California’s Sweeping Consumer Privacy Act—There Will Be More Opportunities To Weigh In Before the Law Becomes Effective in 2020

July 2, 2018

On June 28, California Governor Jerry Brown signed into law the California Consumer Privacy Act, a rigorous privacy law modeled, in part, on Europe’s General Data Protection Regulation (GDPR). The law was fast-tracked through the state legislature in order to avoid a ballot initiative that would have put this issue to the voters. As such, California lawmakers have indicated that there may be some “clean-up” to do prior to the law’s effective date, which is currently set as January 1, 2020.

As it stands, the law will have a sweeping effect on businesses nationwide, as it imposes obligations and restrictions on businesses that collect personal information about California residents if the business (1) meets a certain threshold (e.g., has an annual gross of over $25 million; buys, receives for a business’ commercial purposes, sells, or shares for commercial purposes the personal information of 50,000 or more consumers, households, or devices on an annual basis; or derives at least 50 percent of its annual revenues from selling consumers’ personal information) and (2) does business in the state of California. Personal information is broadly defined to include “information that identifies, relates to, describes, is capable of being associated with, or could reasonably be linked, directly or indirectly, with a particular consumer or household,” including but not limited to:

  • “Identifiers such as a real name, alias, postal address, unique personal identifier, online identifier Internet Protocol address, email address, account name, social security number, driver’s license number, passport number, or other similar identifiers;”
  • “Commercial information, including records of personal property, products or services purchased, obtained, or considered, or other purchasing or consuming histories or tendencies;”
  • “Biometric information;”
  • “Internet or other electronic network activity information, including, but not limited to, browsing history, search history, and information regarding a consumer’s interaction with an Internet Web site, application, or advertisement;”
  • “Geolocation data;”
  • “Audio, electronic, visual, thermal, olfactory, or similar information;”
  • “Professional or employment-related information;” and
  • “Education information.”

The law extends to “[i]nferences drawn [from the above] information . . . to create a profile about a consumer reflecting the consumer’s preferences, characteristics, psychological trends, references, predispositions, behavior, attitudes, intelligence, abilities, and aptitudes.”

It creates several rights for California residents, including:

  • Rights to request disclosures, including the right to request that a business disclose to the consumer “the categories and specific pieces of personal information the business has collected;” the right to request that a business disclose various information such as “the categories of third parties with whom the business shares personal information” and “the business or commercial purpose for collecting or selling personal information;” and the right to request certain information if a business sells the consumer’s personal information.
  • The right to request deletion of personal information collected about the consumer.
  • An opt-out right, which can be exercised at any time and which affords a consumer the ability “to direct a business that sells personal information about the consumer to third parties not to sell the consumer’s personal information.”
  • An opt-in right for consumers under 16, which prohibits a company from selling personal information about consumers under 16 unless the consumer (in the case of consumers between 13 and 16) or the consumer’s parent or guardian (in the case of consumers under 13) have “affirmatively authorized the sale.”

The California Consumer Privacy Act also prohibits a company from discriminating against consumers who exercise their privacy rights under the law.
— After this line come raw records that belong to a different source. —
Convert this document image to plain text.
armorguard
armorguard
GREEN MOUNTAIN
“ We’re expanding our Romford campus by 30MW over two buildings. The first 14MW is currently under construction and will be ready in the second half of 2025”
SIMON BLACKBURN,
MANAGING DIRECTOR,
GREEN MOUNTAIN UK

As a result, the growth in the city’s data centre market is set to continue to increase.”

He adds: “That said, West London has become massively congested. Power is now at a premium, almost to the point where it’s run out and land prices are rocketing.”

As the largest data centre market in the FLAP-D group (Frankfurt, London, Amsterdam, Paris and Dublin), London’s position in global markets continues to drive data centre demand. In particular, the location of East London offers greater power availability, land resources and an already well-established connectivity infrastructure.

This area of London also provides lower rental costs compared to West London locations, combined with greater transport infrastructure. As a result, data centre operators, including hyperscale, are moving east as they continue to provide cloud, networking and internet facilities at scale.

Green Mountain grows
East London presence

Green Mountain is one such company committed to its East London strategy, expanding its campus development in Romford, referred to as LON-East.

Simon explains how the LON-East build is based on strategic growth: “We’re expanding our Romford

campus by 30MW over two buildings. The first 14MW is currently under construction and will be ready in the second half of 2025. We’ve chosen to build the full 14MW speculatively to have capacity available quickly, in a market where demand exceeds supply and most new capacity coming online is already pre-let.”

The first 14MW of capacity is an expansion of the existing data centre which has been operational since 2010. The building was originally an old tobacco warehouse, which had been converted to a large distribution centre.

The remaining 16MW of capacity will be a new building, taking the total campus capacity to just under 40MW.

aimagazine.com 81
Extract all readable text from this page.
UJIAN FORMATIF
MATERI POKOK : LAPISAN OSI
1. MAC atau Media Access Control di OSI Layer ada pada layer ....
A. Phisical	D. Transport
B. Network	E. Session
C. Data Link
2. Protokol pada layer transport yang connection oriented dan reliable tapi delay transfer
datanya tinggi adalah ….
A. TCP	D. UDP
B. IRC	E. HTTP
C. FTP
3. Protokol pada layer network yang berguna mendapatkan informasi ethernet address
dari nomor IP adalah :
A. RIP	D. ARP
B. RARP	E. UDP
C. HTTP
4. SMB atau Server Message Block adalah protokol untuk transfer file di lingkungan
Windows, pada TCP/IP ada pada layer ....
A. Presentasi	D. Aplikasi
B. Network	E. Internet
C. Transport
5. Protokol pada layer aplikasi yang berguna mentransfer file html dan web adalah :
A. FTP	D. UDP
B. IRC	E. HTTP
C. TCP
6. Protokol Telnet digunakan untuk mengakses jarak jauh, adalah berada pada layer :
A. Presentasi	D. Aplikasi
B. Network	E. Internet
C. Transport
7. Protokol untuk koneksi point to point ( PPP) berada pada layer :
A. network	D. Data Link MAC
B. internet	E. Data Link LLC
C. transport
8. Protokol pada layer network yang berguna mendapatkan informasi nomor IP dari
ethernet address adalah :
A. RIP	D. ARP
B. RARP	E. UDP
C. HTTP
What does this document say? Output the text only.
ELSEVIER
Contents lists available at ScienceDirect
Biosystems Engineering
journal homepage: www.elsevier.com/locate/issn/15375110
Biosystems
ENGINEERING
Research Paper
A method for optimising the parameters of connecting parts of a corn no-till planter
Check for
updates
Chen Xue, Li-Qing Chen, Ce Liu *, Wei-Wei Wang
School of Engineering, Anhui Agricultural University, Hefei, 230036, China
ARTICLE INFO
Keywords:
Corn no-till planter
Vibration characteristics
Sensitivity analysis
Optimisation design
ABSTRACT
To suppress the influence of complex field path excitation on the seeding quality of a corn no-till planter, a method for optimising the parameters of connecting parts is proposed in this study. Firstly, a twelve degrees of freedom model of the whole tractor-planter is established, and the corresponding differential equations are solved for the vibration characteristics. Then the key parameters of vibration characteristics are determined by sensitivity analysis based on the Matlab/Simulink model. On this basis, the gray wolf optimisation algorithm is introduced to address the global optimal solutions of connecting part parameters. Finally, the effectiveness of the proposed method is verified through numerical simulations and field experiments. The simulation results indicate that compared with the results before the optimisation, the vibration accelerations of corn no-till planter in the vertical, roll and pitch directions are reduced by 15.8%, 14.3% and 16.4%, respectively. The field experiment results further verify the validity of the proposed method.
The law makes clear that it does not “prohibit[] a business from charging a consumer a different price or rate, or from providing a different level or quality of goods or services to the consumer, if that difference is reasonably related to the value provided to the consumer by the consumer’s data,” and that a business may offer consumers financial incentives for the collection of personal information, so long as the financial incentive practices are not “unjust, unreasonable, coercive, or usurious.” The law also dictates that any contract that waives any of these statutory rights are void and unenforceable. 

The statute is enforceable by consumers via a private right of action, which allows consumers to initiate lawsuits against businesses for actual or statutory damages. The law establishes several processes that a consumer must go through in order to bring suit, including notice to the business and an opportunity to cure, and notice to the Attorney General, who has the ability to prosecute the violation, allow the consumer to bring suit, or prevent the consumer from bringing suit. Specifically, the new law creates a private right of action in the case of a security breach. Consumers whose nonencrypted or nonredacted personal information is the subject of a breach—defined as “an unauthorized access and exfiltration, theft, or disclosure as a result of the business’ violation of the duty to implement and maintain reasonable security procedures and practices appropriate to the nature of the information to protect the person information”—may sue for various relief, including injunctive or declaratory relief, or up to $750 in statutory damages (or actual damages) per consumer per incident. If this private right of action becomes effective in 2020, it will very likely be the source of high-dollar class action litigation.

In addition to the “cleanup” legislation that is expected between now and the effective date in 2020, the law also gives the Attorney General the authority to solicit broad public participation to engage in rulemaking. Accordingly, there will be more opportunities for affected parties to weigh in.